Título: País deve preservar a nova dinâmica do crescimento
Autor:
Fonte: Valor Econômico, 24/09/2008, Opinião, p. A10

É com muita apreensão que se deve olhar para a crise global que ameaça forçar a porta do país, não apenas pelos estragos que ela pode causar na economia brasileira, mas por se constituir em séria ameaça a avanços internos duramente conquistados nos últimos anos.

A crise financeira contamina as bolsas brasileiras e o dólar no momento em que o país contabiliza uma mobilidade social inédita para as últimas três décadas. Segundo o estudo "Pobreza e mudança social" do Instituto de Pesquisa Econômica Aplicada (Ipea), feito com base nos dados da Pesquisa Nacional por Amostra de Domicílios (Pnad) do Instituto Brasileiro de Geografia e Estatística (IBGE) de 2007, desde 2001, 13,8 milhões de pessoas passaram para faixas sociais mais altas.
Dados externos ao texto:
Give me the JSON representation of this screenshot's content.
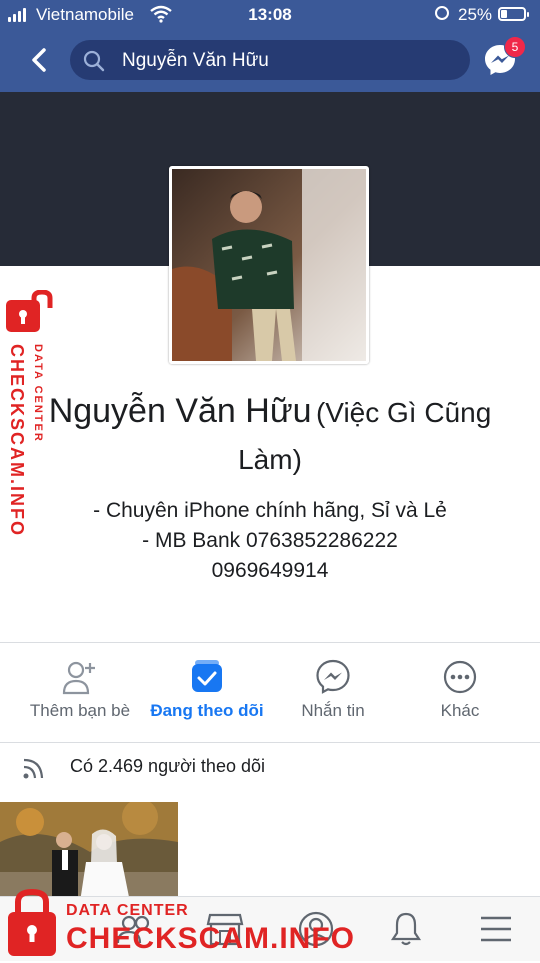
{
  "status_bar": {
    "carrier": "Vietnamobile",
    "time": "13:08",
    "battery_percent": "25%",
    "battery_level": 0.25
  },
  "nav": {
    "search_value": "Nguyễn Văn Hữu",
    "messenger_badge": "5"
  },
  "profile": {
    "name": "Nguyễn Văn Hữu",
    "alternate_name": "(Việc Gì Cũng Làm)",
    "bio_lines": [
      "- Chuyên  iPhone chính hãng, Sỉ và Lẻ",
      "- MB Bank 0763852286222",
      "0969649914"
    ]
  },
  "actions": [
    {
      "label": "Thêm bạn bè",
      "icon": "add-friend-icon"
    },
    {
      "label": "Đang theo dõi",
      "icon": "following-icon",
      "active": true
    },
    {
      "label": "Nhắn tin",
      "icon": "messenger-icon"
    },
    {
      "label": "Khác",
      "icon": "more-icon"
    }
  ],
  "followers_text": "Có 2.469 người theo dõi",
  "tabbar": [
    "news-feed-icon",
    "friends-icon",
    "marketplace-icon",
    "profile-icon",
    "notifications-icon",
    "menu-icon"
  ],
  "watermark": {
    "side_main": "CHECKSCAM.INFO",
    "side_sub": "DATA CENTER",
    "bottom_sub": "DATA CENTER",
    "bottom_main": "CHECKSCAM.INFO"
  },
  "colors": {
    "brand": "#3b5998",
    "accent": "#1877f2",
    "watermark": "#e02424"
  }
}
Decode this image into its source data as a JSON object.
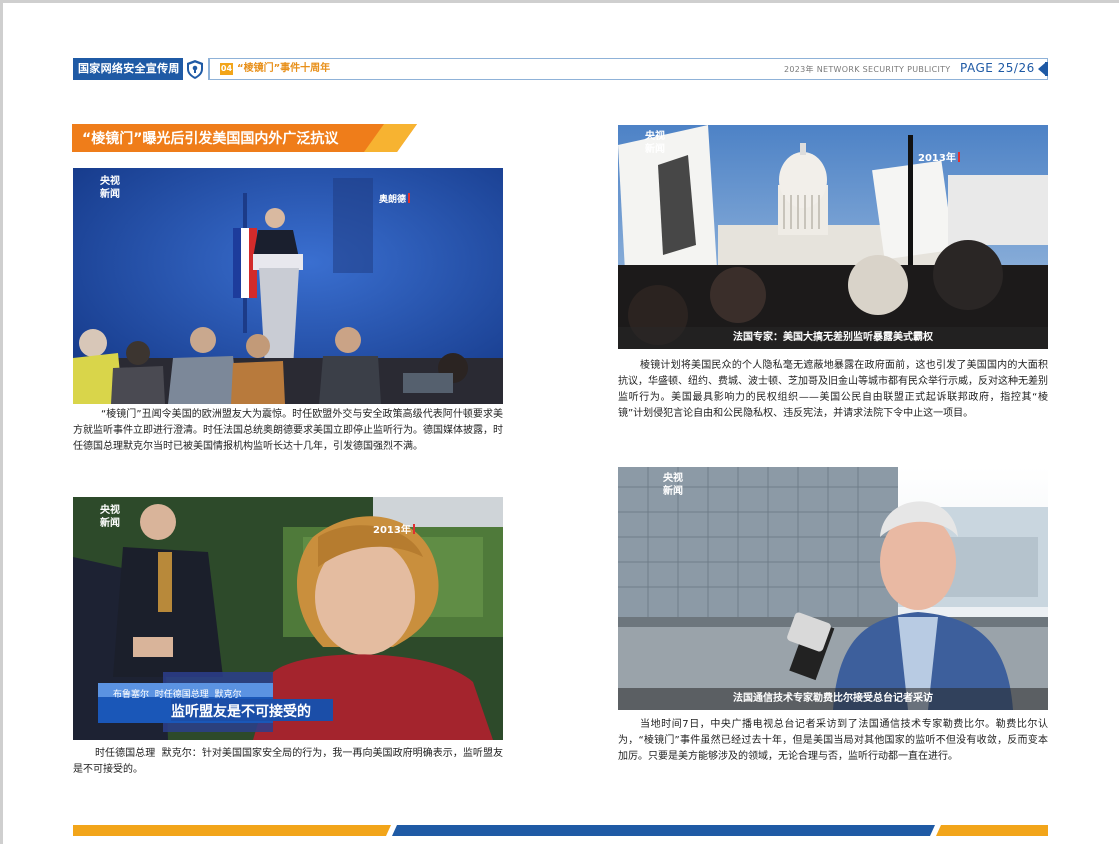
{
  "header": {
    "badge": "国家网络安全宣传周",
    "section_no": "04",
    "topic": "“棱镜门”事件十周年",
    "year_label": "2023年  NETWORK SECURITY PUBLICITY",
    "page_label": "PAGE  25/26"
  },
  "section_title": "“棱镜门”曝光后引发美国国内外广泛抗议",
  "photo_logo": {
    "line1": "央视",
    "line2": "新闻"
  },
  "left": {
    "photo1": {
      "name_tag": "奥朗德"
    },
    "paragraph1": "“棱镜门”丑闻令美国的欧洲盟友大为震惊。时任欧盟外交与安全政策高级代表阿什顿要求美方就监听事件立即进行澄清。时任法国总统奥朗德要求美国立即停止监听行为。德国媒体披露，时任德国总理默克尔当时已被美国情报机构监听长达十几年，引发德国强烈不满。",
    "photo2": {
      "year_tag": "2013年",
      "lower_third_small": "布鲁塞尔  时任德国总理  默克尔",
      "lower_third_main": "监听盟友是不可接受的"
    },
    "paragraph2": "时任德国总理  默克尔：针对美国国家安全局的行为，我一再向美国政府明确表示，监听盟友是不可接受的。"
  },
  "right": {
    "photo1": {
      "year_tag": "2013年",
      "caption": "法国专家：美国大搞无差别监听暴露美式霸权"
    },
    "paragraph1": "棱镜计划将美国民众的个人隐私毫无遮蔽地暴露在政府面前，这也引发了美国国内的大面积抗议，华盛顿、纽约、费城、波士顿、芝加哥及旧金山等城市都有民众举行示威，反对这种无差别监听行为。美国最具影响力的民权组织——美国公民自由联盟正式起诉联邦政府，指控其“棱镜”计划侵犯言论自由和公民隐私权、违反宪法，并请求法院下令中止这一项目。",
    "photo2": {
      "caption": "法国通信技术专家勒费比尔接受总台记者采访"
    },
    "paragraph2": "当地时间7日，中央广播电视总台记者采访到了法国通信技术专家勒费比尔。勒费比尔认为，“棱镜门”事件虽然已经过去十年，但是美国当局对其他国家的监听不但没有收敛，反而变本加厉。只要是美方能够涉及的领域，无论合理与否，监听行动都一直在进行。"
  },
  "colors": {
    "brand_blue": "#1f5aa5",
    "accent_orange": "#f2a51a",
    "title_orange": "#ef7d1a"
  }
}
Uma decolagem certamente proporcionada por programas de complementação de renda, mas cuja velocidade apenas foi possível num cenário de crescimento econômico.

O índice Gini, que mede a desigualdade de renda, caiu 7% nos sete primeiros anos do novo milênio, e, segundo o Ipea, dos 74 países que reduziram a desigualdade ao longo dos anos 90, apenas 25% conseguiram essa façanha de forma tão acelerada como o Brasil no período de 2001 a 2007. Esse foi o maior ganho do país neste início de século, em que o crescimento do PIB brasileiro foi mais comedido do que o de outros países emergentes.

Mesmo em anos em que o crescimento da renda per capita foi irrisório, a pobreza no Brasil declinou de forma importante. E é esse modelo, de crescimento com distribuição de renda, que se deve preservar, neste momento em que um furacão abala os frágeis alicerces da economia globalizada.

A queda nos níveis de pobreza do Brasil é um processo duradouro como não acontecia nas últimas três décadas. O declínio da pobreza extrema já alcançou, com nove anos de antecedência, a primeira Meta do Milênio, prometida (em 2006) para 2015. Os 10% mais pobres, segundo o Ipea sobre dados do Pnad, tiveram crescimento chinês no período, uma taxa anual média de 7%, enquanto os 10% mais ricos tiveram crescimento da renda de 1% ao ano, em média. O PIB per capita de quase todos os países, nesse período, aumentou menos que a renda dos 10% dos brasileiros que estão na base da pirâmide da renda.

Dadas as carências históricas do país, todavia, o Brasil precisaria manter o mesmo ritmo de redução da desigualdade conseguido entre 2001 e 2007 por mais 15 anos, para que os 20% mais pobres da população atinjam a renda da população nessa faixa nos países com renda mais igualitária. Mesmo depois de um período inédito de crescimento acelerado de renda nas classes mais baixas, 90% dos 113 países ainda têm renda menos concentrada que o Brasil.

Segundo o documento do Ipea, os ganhos de distribuição de renda podem ser atribuídos a uma combinação de crescimento econômico e programas de distribuição de renda. Seriam esses os fatores que deflagraram a dinâmica distributiva, em que a razão entre a renda média apropriada pelos 10% mais ricos e pelos 10% mais pobres caiu 5,2 pontos no período 2001-2007; e a razão entre a renda média apropriada pelos 20% mais ricos e pelos 20% mais pobres teve queda de 6,7 pontos. E seria a explicação para o fato de que o Brasil fez, em cinco anos, mais do que o restante da América Latina levou 15 anos para fazer em termos de distribuição de renda.

A inserção de parcela considerável de brasileiros que viviam à margem da sociedade de consumo é o ganho desse início de milênio que deve ser incorporado à dinâmica econômica do país. Para isso, contudo, é preciso manter o perigo inflacionário sob controle, pois numa crise este será o primeiro fator de corrosão da renda da população mais pobre. Além disso, é preciso incorporar efetivamente à economia a população de baixa renda, não apenas via aumento de consumo - o que qualquer programa de distribuição de renda permite -, mas partindo para uma etapa posterior, de inclusão produtiva. Segundo o Ipea, entre os 10% mais pobres, a renda per capita subiu 50% no período, enquanto a renda do trabalho cresceu apenas 22%. A renda de fontes não ligadas ao trabalho avançou 96% para os mais pobres.